Published Catalogue Text: Stone Sculptures: The Greek, Roman and Etruscan Collections of the Harvard University Art Museums , written 1990
57
Headless Statue of a Draped Woman
She is missing only the head which may have been made separately and attached, but is more likely a clean break across the lower neck. Also missing, and smoothed off, is the end of the drapery at the left hand. The weight at the end of the drapery above the left foot is broken off. The surfaces, although cleaned, are generally in excellent condition.
She is standing, wearing a long chiton and an ample himation. The garment conceals her right hand in the drapery hanging down her right side and the left hand in the folds that fall from the right shoulder to the left side, and the part of the cloak crossing from the right side to the left shoulder. The polish suggests the early Antonine period of the Roman Empire, but the cleanness of the drillwork could put that date back in the Flavian age.

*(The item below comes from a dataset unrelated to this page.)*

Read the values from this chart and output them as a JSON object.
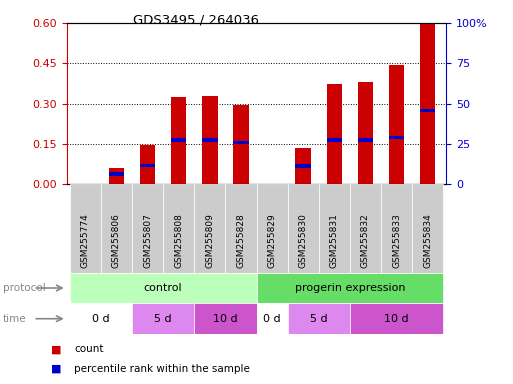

This small statue has been recognized as a reduced replica of the Demeter in VI.5 of the Galleria dei Candelabri of the Vatican (Lippold, 1956, p. 410, no. 5, pls. 174, 175). The Vatican statue, a smaller version in the University Museum, Philadelphia, and a lifesized statue in the Torlonia Collection in Rome all have head preserved with the figures, and show a young lady with a so-called "melon coiffure." The attributes preserved in part in the lowered left hands of the Vatican and Philadelphia statues included two poppy-buds and sheaves of wheat. The youthful heads, at least one if not all of which must be ancient and pertinent, suggests the subject is Kore rather than the older, more mature Demeter. In a well-reasoned publication of the small statue in the University Museum, Karla K. Albertson has suggested the original should date about 240-230 B.C., when Berenike II of Egypt was being represented in Ptolemaic decorative art. Versions from full-scale to tabletop statuette were carved from late Hellenistic times onward for shrines and houses or gardens from Delos and Crete to Pompeii (Albertson, 1979, pp. 176-179, under no. 86).
As with other, popular draped statues available in Rome from Renaissance times onward, the Ceres or Demeter of the Galleria dei Candelabri was copied by Neo-Classic sculptors and decorators in various materials. One of these statues, 1.16 m high, is the Ceres by Francois Joseph Bosio, carved about 1800 and given to the Boston Athenaeum in 1845 (this and much other information adduced by Maxwell L. Anderson).
The common characteristic of most of these statues, ancient and modern, is their varying size, most being large statuettes but including a full-scale example. This suggests a variety of uses among the ancient sculptures, some for votive figures in small shrines or funerary portraits. The Grenville Winthrop statue could have been a portrait, with the divine identification of the prototype removed by concealing the left hand in the cloak.
The perception that these statues and reduced versions can be vehicles for imperial portraits is strengthened by the appearance of one of the imperial mothers in this costume on the south frieze of the Ara Pacis Augustae. She may be Julia, daughter of Augustus, following her husband, Agrippa (Bieber, 1977, p. 191, pl. 134, fig. 792).
A somewhat larger, allegedly ancient replica of this statue, specifically the Winthrop marble, was sold at auction in London as work of the first century A.D. Save for damages to the front of the plinth, the preservation is almost identical.